Be careful when gifting directly to the child.

Setting up assets in the future student’s name directly can adversely affect their chances for need based grants, scholarships and loans.

Be careful when bequeathing money directly to the child.

If your estate plan leaves money to a child or grandchild as a beneficiary, and you die and the money gets distributed while the child is in college, the assets he or she inherited will be counted against them in need based aid applications.

Volunteerism may be preferential to paid summer jobs.

According to the College Money Man, money earned in high school by the kid counts against them on the aid application even if it is spent and not available for school. The idea is to have the kid find a volunteer opportunity that will give them the experiences needed for the life for which they seem headed, and get gifts of money from parents and grandparents in lieu of a wage.

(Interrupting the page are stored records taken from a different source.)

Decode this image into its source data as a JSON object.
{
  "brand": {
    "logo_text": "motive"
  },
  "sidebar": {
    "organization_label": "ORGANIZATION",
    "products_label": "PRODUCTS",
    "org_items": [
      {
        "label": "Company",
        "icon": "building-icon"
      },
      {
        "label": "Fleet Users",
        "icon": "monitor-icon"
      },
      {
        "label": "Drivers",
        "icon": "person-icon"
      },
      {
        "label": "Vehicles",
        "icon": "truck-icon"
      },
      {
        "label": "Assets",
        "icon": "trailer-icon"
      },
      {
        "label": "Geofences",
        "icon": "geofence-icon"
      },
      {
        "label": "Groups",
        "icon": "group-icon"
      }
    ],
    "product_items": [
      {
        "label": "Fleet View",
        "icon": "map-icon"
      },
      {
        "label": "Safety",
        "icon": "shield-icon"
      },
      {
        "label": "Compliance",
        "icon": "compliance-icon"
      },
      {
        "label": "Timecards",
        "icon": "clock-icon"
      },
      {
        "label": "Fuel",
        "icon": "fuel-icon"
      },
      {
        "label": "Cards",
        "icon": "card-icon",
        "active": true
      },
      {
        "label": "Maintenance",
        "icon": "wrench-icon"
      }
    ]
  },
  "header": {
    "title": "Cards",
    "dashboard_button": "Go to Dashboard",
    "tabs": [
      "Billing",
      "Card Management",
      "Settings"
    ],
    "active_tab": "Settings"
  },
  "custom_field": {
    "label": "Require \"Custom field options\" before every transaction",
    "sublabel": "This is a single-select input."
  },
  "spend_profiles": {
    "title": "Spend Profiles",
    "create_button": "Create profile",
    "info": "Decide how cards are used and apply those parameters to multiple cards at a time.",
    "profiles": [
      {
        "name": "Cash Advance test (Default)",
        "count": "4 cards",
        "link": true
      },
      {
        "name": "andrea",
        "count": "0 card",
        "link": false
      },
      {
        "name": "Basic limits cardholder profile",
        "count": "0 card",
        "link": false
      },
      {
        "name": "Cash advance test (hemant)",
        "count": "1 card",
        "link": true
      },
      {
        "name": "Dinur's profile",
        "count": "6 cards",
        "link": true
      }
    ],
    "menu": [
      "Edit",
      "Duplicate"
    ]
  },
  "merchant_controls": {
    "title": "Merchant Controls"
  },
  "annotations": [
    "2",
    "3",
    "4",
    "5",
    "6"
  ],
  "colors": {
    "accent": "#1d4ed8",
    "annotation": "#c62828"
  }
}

Have the child open a Roth IRA account.

If you are like me, though, you would rather your child or grandchild get some work experience under their belt while they are still at home. If your child does have earned income, have them open a Roth IRA account with their net earnings. If they aren’t willing to put it there, consider offering to do a dollar for dollar match if they do put their earnings in an IRA account. According to Better Investing  most colleges don’t include retirement accounts in aid calculations. They can withdraw the money tax free to pay part of their college expenses.

Heap on the gifts during the student’s last year.

When the student has qualified for whatever aid they are going to get in their senior year, the aid application calculations are no longer a consideration. You can go ahead and give all you want to your grandchild at that point.

Pay off student loans for your student.

Another strategy is to let the student seek whatever aid they can find, and then, if they end up with loans, use any monies you had set aside for college to help them pay off the student loans.

Give your future student non-financial assistance.

Help them find scholarships. Some colleges give grants to students with parents or grandparents who have certain affiliations. Hand over a list of your employers, military service, organizational memberships, hobbies, activities and accomplishments and help them use it to search for college money. According to FinAid.org there are legacy scholarships (grandpa attended this school so granddaughter gets money); military scholarships (mainly for direct dependents of the service person) and ethnic or geographic scholarships. This can be done in addition to the grandparent (or parent) actually leading a search for money or hiring help to do so.

Wow, you made it to the end of this large post!  I spent quite a bit of time researching this topic.  I hope you can use some of the resources and ideas I presented.  If so, please consider sharing this with a college bound family!  As always, take your own situation into account – you are the best judge of what is right for you in your situation!